My team recently posted a few memes on Instagram. These were things I had said, I think, on other people's podcasts. And these posts got a fair amount of crazed pushback. Apparently, many people thought I was posting these memes myself as though I had just left Twitter only to become addicted to another social media platform. But in any case, my team posted these quotes and my corner of Instagram promptly became as much of a cesspool as Twitter. And then people even took these Instagram memes and posted them back on Twitter so they could vilify me in that context. Needless to say, all of this convinces me again that my life is much better off of social media.

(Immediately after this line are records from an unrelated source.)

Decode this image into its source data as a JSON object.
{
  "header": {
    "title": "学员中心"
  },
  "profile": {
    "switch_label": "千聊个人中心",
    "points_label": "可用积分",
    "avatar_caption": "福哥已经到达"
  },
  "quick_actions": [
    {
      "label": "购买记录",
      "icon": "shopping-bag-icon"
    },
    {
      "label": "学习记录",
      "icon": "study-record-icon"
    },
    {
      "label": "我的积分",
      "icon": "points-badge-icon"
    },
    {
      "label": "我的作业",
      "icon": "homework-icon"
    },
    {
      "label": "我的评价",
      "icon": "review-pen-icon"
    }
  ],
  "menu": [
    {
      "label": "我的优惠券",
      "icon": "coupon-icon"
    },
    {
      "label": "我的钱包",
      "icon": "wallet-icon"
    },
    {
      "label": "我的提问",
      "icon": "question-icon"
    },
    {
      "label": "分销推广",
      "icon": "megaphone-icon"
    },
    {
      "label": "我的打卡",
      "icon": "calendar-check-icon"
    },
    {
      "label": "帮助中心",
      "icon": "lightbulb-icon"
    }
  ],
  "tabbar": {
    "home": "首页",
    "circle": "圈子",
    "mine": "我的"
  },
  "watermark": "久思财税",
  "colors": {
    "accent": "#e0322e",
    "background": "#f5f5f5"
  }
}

But there is some real confusion at the bottom of the response, which I wanted to clarify. So one of the offending Instagram quotes read, During the pandemic, we witnessed the birth of a new religion of contrarianism and conspiracy thinking, the first sacrament of which is, quote, do your own research. The problem is that very few people are qualified to do this research. And the result is a society driven by strongly held unfounded opinions on everything from vaccine safety to the war in Ukraine. And many people took offense to that, as though it was a statement of mere elitism.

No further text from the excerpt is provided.